The Given Companion
“How do you expect
to get to the end of your own journey
if you take the road
to another man’s city?”
Thomas Merton said.
I imagine that he also asked:
“And how will you build your home there
if you reject the given companions
who come to you with the right gifts
and the necessary tools?”
I imagine that I ask these questions
of myself and others
when we confront hard choices
and are tempted to prefer the congenial, the beautiful,
and the easy-to-love.
“How can I, how can you, my friend,
tell the end of our stories
if we refuse to live the middle?”
Cherry Winkle Moore
The story behind this poem:
I had heard the phrase “given companion” and knew it would fit somewhere sometime. I knew it described my children. I didn’t special order either one of them but they were the children who arrived, who were “given.”
When I was sitting in a doctor’s office one day, I picked up a women’s magazine and started reading one of those “My Problem and How I Solved It” articles. The young female writer shared about finding out that her unborn child had a genetic problem. She “realized” that a child who was disabled would upset her career plans and make life difficult for her and her husband and her eight-year-old daughter. This unborn child was her “problem”. The rest of the article was about how she found a family to adopt her baby as soon as it was born so her life could go on without that burden.
I thought I was waiting to talk with this doctor about one problem but by the time I saw the doctor I had another one. I was livid. I couldn’t imagine a woman feeling this way or a magazine publishing such a story. My heart was breaking because Lew was living away from me and here was a woman who gave her child away. The poem came a little while later as I wondered how she would ever be able to “tell the end of her story” having made this choice in the middle of it.
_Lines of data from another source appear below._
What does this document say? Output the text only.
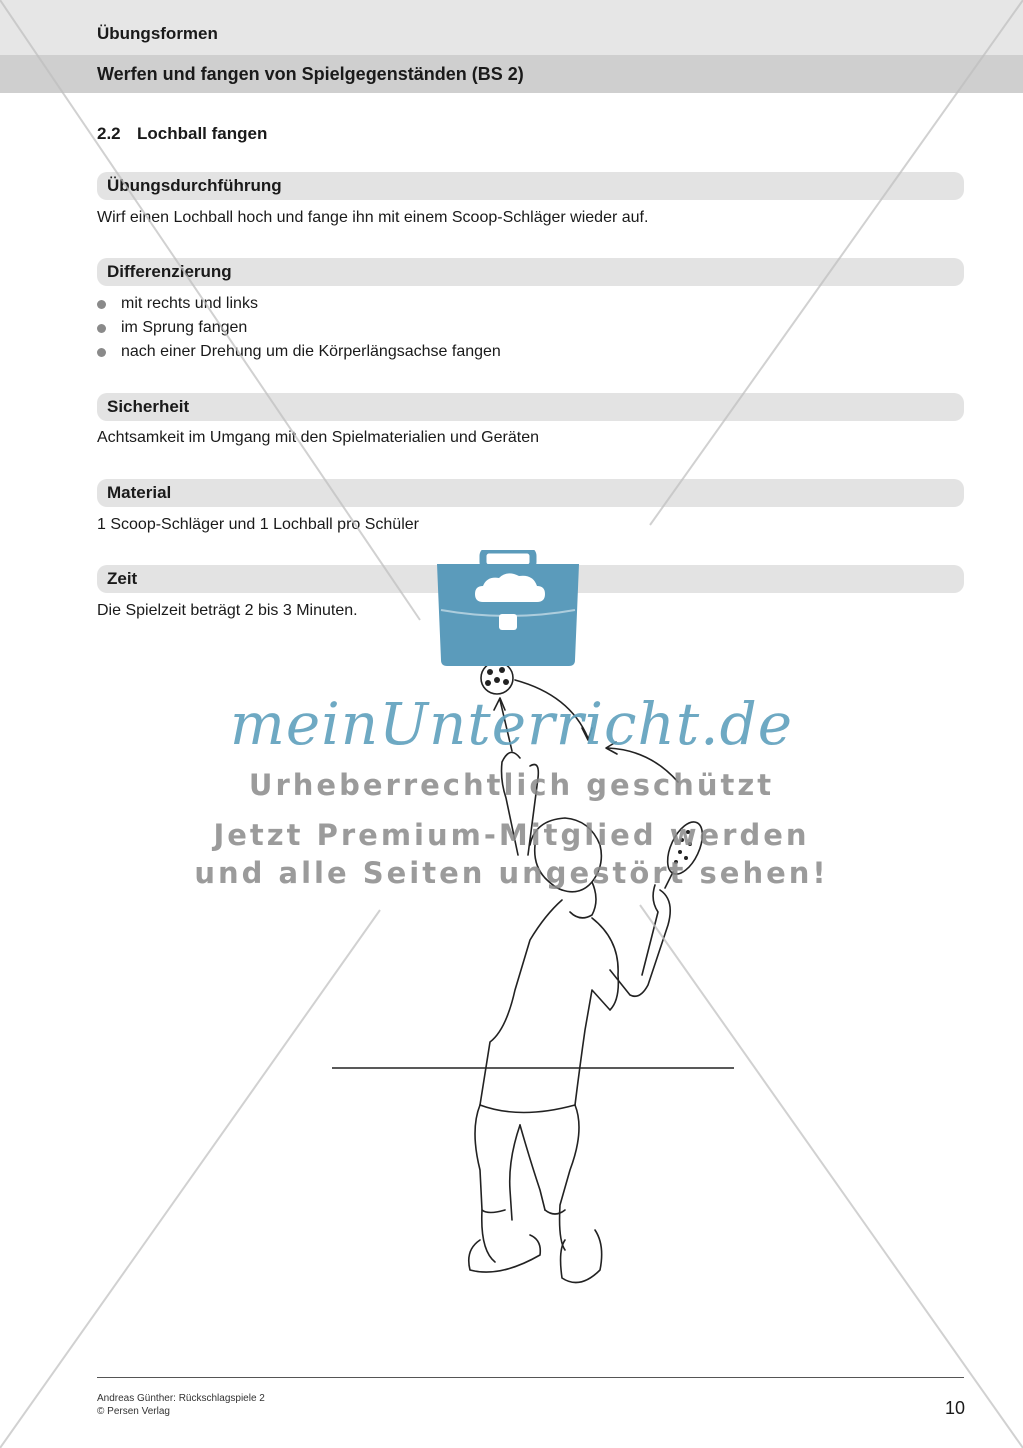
Übungsformen
Werfen und fangen von Spielgegenständen (BS 2)
2.2 Lochball fangen
Übungsdurchführung
Wirf einen Lochball hoch und fange ihn mit einem Scoop-Schläger wieder auf.
Differenzierung
mit rechts und links
im Sprung fangen
nach einer Drehung um die Körperlängsachse fangen
Sicherheit
Achtsamkeit im Umgang mit den Spielmaterialien und Geräten
Material
1 Scoop-Schläger und 1 Lochball pro Schüler
Zeit
Die Spielzeit beträgt 2 bis 3 Minuten.
meinUnterricht.de
Urheberrechtlich geschützt
Jetzt Premium-Mitglied werden
und alle Seiten ungestört sehen!
Andreas Günther: Rückschlagspiele 2
© Persen Verlag	10
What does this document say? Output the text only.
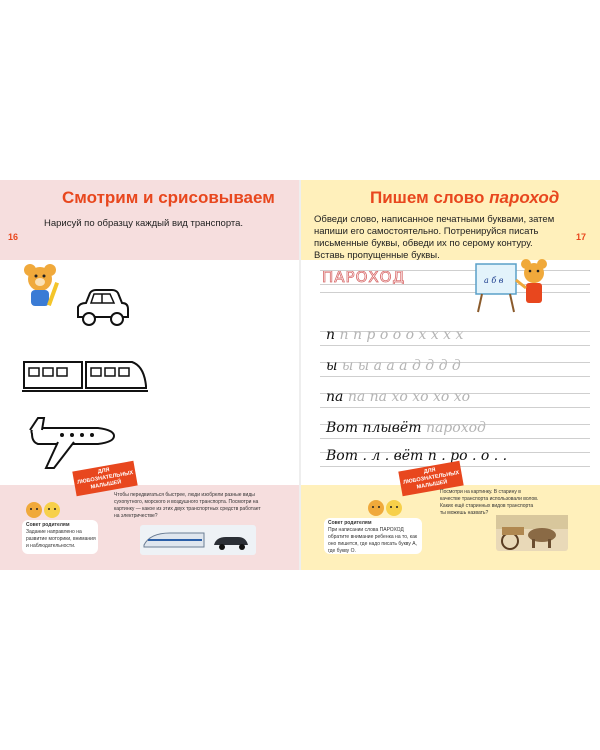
Смотрим и срисовываем
Нарисуй по образцу каждый вид транспорта.
16
ДЛЯ ЛЮБОЗНАТЕЛЬНЫХ МАЛЫШЕЙ
Совет родителям
Задание направлено на развитие моторики, внимания и наблюдательности.
Чтобы передвигаться быстрее, люди изобрели разные виды сухопутного, морского и воздушного транспорта. Посмотри на картинку — какое из этих двух транспортных средств работает на электричестве?
Пишем слово пароход
Обведи слово, написанное печатными буквами, затем напиши его самостоятельно. Потренируйся писать письменные буквы, обведи их по серому контуру. Вставь пропущенные буквы.
17
ПАРОХОД	а б в
п п п р о о о х х х х
ы ы ы а а а д д д д
па па па хо хо хо хо
Вот плывёт пароход
Вот . л . вёт п . ро . о . .
ДЛЯ ЛЮБОЗНАТЕЛЬНЫХ МАЛЫШЕЙ
Совет родителям
При написании слова ПАРОХОД обратите внимание ребенка на то, как оно пишется, где надо писать букву А, где букву О.
Посмотри на картинку. В старину в качестве транспорта использовали волов. Каких ещё старинных видов транспорта ты можешь назвать?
I have wondered how the other daughter turned out knowing she had a sister who was thrown away for the family’s convenience.
But mostly I thought about the ten years Lew lived at home with us and required total care. I am reminded of another article with a wonderful title: Family life as a spiritual discipline. The title was better than the article because the examples used didn’t apply to me but the concept helped me a lot. I was helped to see that caring for Lew wasn’t what I was doing instead of living my life — it was my life and sometimes I was able to experience caring for Lew as a means of grace.